Will Gartshore, most often seen in Signature Theatre’s musicals, and Kimberly Gilbert, a Woolly Mammoth Theatre Company regular, play Jeff and Patti, newlyweds who met at a “Godly Living for Singles” mixer at a Northern Virginia megachurch. (The resemblance to McLean Bible’s franchise of Frontline gatherings is likely not a coincidence.)
Until a fateful night of merlot and manchego, Patti has kept her conversion a secret from her collegiate best friend Mo, a lapsed Catholic played by Liz Mamana. Patti’s surprise change of faith, her ensuing marriage to Jeff, and her fast-track to mommyhood force Mo and her Jewish husband Brian (Chris Stezin) to confront their own religious differences.
The reason they’ve been postponing having children, it turns out, is to postpone deciding whether they’ll raise them Jewish or Catholic. And things aren’t perfect for Jeff and Patti, either; it turns out he wasn’t entirely forthcoming about his pre-Evangelical sex life. The revelatory arguments occur during a series of incredibly well-written, well-directed scenes. At lunch, after the dinner party blow-up, Mo tells Patti she’s made a terrible mistake, marrying a guy she met at a church dance while she was high on Sudafed. Back at home, Brian tells Mo he’s more concerned by Patti’s sudden interest in monogamy, given that she was previously a member of the Fuck of the Month Club.
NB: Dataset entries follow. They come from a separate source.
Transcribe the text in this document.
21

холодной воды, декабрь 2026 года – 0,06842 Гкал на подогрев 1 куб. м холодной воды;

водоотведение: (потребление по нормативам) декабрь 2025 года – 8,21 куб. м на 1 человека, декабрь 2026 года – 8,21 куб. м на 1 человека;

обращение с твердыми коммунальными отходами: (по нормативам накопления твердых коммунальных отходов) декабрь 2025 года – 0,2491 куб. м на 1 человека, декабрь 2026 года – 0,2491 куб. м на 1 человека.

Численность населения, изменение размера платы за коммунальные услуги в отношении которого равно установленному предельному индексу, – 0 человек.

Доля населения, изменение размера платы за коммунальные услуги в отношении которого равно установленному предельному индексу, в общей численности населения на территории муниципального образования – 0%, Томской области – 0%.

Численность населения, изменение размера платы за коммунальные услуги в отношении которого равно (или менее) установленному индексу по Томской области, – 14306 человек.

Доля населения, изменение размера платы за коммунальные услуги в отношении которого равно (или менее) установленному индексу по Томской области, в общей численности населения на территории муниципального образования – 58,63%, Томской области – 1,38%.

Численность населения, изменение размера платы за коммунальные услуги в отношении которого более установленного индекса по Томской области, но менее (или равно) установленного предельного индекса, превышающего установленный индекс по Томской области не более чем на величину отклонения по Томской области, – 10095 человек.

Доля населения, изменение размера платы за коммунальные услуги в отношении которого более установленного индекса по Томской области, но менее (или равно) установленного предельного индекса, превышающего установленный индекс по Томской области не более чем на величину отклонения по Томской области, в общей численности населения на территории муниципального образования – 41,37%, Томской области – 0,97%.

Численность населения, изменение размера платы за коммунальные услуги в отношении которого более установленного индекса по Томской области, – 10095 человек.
The stage (designed by James Kronzer) rotates from bedroom to office to living room and then back to the boudoir again. There’s a lot of sex, or rather various simulations thereof.
The bedroom scenes include the first of four Act 2 fantasy sequences that are a touch over-the-top. Brian dreams of his grandfather, in traditional orthodox dress, who says he regrets not coming to the wedding, but urges Brian to raise a Jewish son. The rest of the cast is visited by the ghosts of old flames, all played for laughs by Joseph Thornhill.
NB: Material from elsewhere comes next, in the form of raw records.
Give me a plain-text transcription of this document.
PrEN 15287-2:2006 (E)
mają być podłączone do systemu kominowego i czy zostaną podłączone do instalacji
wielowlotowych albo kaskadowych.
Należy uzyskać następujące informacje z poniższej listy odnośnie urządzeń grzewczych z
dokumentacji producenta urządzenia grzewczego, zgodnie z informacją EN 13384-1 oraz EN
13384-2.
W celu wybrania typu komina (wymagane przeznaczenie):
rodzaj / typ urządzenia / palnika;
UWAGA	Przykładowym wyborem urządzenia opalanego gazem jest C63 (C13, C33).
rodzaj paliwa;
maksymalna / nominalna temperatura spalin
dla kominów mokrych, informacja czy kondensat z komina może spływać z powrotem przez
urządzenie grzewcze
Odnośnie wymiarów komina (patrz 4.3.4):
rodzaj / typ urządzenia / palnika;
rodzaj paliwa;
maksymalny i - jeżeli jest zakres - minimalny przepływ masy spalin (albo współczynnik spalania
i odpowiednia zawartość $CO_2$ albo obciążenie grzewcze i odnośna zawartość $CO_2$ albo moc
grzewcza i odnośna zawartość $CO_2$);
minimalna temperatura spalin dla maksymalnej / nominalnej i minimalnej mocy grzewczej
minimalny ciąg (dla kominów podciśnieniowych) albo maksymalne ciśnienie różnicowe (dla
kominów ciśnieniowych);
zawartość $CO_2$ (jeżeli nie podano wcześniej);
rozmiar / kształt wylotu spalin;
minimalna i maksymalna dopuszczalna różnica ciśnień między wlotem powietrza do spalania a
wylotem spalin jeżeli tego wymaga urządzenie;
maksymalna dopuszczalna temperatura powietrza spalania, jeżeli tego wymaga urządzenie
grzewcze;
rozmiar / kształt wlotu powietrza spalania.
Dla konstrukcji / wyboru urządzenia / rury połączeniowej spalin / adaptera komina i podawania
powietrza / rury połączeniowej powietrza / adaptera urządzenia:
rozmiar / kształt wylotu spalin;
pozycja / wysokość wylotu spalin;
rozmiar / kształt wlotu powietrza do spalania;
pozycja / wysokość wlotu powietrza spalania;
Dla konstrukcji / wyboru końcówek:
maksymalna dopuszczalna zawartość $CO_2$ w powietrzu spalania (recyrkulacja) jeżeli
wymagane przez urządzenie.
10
The scenes work if you accept them as replacement soliloquies—humorous vehicles for finding out what’s in these conflicted characters’ heads. Not shockingly, some reviews have criticized The Religion Thing for being too cutesy for its own good, and oversimplifying some very complicated human questions.
But I’d argue that for theatergoers—like me—whose families have found a way to blend their faiths for the sake of sanity, The Religion Thing offers a communal evening of comic relief. And so I endorsed the show to a skeptical cousin. “I don’t need to see that play; I’m living it,” she said. Then I told her about the scene (recounted in one fantasy sequence, with Mo wearing a negligee) where an ignorant Catholic wife accidentally sets a Menorah on fire during Passover. “Now that,” said my cousin, coming around, “that sounds pretty funny.”